Disclosure: I hold a small position in MaxCyte.
MaxCyte actually initially went public on the LSE back in 2016, raising 14.4mm USD. The company recently delisted from the LSE and now only trades on the Nasdaq.
For a fascinating example of where this dynamic can actually be helpful, I’d recommend the ILTB interview with Oscar Health CEO Mark Bertolini. Skip to the section on his son’s bone marrow transplant.
MaxCyte’s technology can also be used in the development of autologous therapies, but no current commercial CAR-T therapy uses a non-viral method. The real excitement about non-viral approaches is really when it comes to editing donor cells.
I’m saying gene-editing tools rather than CRISPR-Cas9 because companies are using more than just CRISPR to edit cells. Eg. Allogene is using TALEN, Imugene is using ARCUS.
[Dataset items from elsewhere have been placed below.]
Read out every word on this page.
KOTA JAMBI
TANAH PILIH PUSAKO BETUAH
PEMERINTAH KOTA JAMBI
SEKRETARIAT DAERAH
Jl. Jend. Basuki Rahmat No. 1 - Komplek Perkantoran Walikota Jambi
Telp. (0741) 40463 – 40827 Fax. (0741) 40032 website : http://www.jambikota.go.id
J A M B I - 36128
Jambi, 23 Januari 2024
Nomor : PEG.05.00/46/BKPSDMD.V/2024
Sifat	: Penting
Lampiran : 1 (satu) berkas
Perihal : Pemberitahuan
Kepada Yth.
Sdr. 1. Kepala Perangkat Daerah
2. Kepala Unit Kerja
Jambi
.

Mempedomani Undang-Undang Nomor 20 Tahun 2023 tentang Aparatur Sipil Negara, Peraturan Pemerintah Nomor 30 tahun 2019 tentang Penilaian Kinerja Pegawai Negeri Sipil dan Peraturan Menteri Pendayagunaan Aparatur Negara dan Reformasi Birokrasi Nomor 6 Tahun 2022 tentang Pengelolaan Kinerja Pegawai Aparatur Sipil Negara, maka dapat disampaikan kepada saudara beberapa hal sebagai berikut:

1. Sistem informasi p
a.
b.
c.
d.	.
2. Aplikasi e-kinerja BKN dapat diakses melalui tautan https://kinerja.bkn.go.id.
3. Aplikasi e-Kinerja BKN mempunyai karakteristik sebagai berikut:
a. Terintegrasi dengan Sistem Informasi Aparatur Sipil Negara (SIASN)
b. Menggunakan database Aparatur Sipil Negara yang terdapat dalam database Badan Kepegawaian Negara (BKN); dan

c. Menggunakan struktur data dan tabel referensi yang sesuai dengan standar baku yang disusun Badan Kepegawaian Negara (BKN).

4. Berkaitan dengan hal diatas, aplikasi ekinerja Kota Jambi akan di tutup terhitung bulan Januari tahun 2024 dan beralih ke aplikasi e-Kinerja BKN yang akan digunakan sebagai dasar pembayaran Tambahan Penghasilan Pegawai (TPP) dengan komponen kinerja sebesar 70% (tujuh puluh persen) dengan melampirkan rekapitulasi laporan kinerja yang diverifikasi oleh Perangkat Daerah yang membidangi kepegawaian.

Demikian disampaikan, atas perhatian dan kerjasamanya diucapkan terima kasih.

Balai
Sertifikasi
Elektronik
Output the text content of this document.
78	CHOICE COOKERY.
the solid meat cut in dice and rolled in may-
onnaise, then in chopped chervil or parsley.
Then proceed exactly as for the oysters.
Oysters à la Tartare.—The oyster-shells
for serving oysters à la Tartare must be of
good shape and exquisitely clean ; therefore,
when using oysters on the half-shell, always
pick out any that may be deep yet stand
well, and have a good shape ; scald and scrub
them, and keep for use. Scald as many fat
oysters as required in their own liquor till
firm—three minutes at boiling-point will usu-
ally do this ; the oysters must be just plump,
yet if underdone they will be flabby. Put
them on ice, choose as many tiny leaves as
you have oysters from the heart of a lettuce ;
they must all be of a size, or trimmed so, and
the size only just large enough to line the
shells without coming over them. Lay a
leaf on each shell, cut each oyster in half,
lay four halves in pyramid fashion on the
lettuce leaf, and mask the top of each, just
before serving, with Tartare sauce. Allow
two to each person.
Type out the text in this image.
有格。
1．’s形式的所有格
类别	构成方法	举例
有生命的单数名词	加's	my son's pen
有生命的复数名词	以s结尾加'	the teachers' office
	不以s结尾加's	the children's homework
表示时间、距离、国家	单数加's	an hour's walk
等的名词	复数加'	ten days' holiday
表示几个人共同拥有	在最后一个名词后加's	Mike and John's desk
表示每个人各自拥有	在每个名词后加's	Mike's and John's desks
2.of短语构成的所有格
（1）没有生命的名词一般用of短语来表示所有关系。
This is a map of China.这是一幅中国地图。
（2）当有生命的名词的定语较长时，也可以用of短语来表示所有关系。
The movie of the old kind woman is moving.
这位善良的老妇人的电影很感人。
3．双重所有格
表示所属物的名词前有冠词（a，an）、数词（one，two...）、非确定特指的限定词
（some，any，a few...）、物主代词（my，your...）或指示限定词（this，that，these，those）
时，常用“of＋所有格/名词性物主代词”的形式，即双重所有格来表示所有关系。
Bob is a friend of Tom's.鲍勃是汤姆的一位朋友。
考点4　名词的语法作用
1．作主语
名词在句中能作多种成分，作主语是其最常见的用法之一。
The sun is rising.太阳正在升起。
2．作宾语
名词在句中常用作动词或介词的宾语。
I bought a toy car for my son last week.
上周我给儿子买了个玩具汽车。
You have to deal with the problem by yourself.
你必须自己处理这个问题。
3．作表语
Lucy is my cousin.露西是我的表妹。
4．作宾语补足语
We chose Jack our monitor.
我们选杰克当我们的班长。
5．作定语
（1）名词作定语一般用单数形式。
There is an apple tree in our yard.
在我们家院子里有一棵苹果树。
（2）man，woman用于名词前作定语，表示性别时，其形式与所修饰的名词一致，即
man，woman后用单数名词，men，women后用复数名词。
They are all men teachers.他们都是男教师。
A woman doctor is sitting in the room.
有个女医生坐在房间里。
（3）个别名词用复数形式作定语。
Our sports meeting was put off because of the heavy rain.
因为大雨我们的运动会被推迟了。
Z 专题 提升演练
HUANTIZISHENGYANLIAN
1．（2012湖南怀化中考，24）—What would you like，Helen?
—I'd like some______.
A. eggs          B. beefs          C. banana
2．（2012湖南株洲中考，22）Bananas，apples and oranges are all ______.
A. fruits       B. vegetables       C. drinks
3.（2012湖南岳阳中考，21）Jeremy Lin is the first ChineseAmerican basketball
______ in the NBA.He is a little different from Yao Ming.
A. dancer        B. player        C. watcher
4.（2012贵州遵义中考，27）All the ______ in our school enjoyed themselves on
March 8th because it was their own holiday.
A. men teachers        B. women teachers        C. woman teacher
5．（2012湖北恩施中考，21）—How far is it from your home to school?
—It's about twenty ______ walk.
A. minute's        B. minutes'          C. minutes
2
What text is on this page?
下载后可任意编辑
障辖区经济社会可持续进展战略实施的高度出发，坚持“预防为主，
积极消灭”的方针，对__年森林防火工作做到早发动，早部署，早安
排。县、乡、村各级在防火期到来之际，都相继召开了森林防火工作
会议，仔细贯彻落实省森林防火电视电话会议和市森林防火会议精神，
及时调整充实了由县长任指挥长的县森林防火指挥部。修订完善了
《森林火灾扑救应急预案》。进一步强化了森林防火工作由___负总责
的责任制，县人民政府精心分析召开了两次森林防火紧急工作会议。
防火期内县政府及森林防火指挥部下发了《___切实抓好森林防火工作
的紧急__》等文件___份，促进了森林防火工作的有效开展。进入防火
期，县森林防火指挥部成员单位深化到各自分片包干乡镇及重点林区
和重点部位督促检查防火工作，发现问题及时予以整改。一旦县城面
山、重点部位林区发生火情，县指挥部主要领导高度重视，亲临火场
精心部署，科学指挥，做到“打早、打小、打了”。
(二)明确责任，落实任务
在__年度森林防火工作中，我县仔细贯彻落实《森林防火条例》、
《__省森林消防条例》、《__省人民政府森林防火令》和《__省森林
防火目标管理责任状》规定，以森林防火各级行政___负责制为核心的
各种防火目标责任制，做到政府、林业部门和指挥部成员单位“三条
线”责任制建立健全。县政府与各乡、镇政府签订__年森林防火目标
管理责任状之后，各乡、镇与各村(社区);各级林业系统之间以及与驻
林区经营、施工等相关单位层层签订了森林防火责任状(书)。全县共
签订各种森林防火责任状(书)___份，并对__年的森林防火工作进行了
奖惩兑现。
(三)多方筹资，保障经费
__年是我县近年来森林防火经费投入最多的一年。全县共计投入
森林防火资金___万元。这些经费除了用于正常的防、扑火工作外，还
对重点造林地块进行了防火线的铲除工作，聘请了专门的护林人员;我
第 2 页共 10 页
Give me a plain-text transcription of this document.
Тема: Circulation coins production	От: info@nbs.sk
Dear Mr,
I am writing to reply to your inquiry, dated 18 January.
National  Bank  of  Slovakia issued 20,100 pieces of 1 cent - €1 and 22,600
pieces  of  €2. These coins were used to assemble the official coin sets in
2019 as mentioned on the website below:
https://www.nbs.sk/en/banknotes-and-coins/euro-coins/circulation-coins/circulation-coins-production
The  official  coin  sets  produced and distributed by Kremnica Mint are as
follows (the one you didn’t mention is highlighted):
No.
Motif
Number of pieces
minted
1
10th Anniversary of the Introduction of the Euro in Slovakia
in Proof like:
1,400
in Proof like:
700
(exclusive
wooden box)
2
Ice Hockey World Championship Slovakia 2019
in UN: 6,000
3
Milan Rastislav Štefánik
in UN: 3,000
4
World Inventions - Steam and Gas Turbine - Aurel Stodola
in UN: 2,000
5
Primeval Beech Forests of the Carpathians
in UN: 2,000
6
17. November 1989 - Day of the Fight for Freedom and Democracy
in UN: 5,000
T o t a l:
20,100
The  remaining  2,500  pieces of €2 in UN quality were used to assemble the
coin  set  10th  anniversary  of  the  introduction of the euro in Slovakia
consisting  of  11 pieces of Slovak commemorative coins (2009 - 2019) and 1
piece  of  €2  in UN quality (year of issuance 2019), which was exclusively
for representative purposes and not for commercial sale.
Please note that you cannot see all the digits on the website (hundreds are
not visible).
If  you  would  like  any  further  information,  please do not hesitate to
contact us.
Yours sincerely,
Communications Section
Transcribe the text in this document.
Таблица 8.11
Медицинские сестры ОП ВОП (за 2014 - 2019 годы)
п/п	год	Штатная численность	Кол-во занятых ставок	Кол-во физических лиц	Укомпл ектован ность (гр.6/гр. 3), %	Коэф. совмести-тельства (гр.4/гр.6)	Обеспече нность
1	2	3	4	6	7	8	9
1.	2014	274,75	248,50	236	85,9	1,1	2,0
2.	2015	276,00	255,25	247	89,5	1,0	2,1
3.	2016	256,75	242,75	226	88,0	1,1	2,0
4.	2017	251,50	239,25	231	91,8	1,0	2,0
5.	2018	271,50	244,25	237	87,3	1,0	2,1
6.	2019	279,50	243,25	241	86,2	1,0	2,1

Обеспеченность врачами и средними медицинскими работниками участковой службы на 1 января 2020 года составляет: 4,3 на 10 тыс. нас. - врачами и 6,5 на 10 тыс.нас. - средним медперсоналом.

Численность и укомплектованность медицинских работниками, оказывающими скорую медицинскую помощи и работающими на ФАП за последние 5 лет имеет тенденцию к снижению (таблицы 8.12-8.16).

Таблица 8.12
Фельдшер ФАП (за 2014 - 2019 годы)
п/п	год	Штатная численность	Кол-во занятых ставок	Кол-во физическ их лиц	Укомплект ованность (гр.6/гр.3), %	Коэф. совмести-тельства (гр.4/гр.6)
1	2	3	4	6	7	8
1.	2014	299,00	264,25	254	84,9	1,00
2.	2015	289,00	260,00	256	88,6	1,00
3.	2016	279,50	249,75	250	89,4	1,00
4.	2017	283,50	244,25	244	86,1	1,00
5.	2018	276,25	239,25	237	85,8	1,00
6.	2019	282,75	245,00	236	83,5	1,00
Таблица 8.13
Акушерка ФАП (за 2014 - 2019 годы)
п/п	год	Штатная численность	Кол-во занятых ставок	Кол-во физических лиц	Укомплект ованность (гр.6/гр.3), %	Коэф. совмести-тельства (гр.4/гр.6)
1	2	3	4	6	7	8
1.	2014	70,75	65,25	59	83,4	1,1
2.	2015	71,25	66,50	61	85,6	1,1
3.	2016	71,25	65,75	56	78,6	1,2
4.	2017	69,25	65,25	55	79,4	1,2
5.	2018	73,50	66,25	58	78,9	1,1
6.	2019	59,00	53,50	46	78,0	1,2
Off-target effects occur when a non-target strand of DNA is also edited by the gene-editing complex. This can happen when the gRNA comes across a DNA sequence that’s substantially similar to the target DNA strand. As one might imagine, it can cause real issues if a non-target gene is inadvertently knocked out of commission.
From the transcript of the FDA Cellular, Tissue, and Gene Therapies Advisory Committee meeting that covered Casgevy: “the RNP, Ribonucleo Protein Delivery Method is generally the shortest pulse that can be achieved with Cas9 gene editing and is expected to have, thereby, the shortest degree of off-target risk.”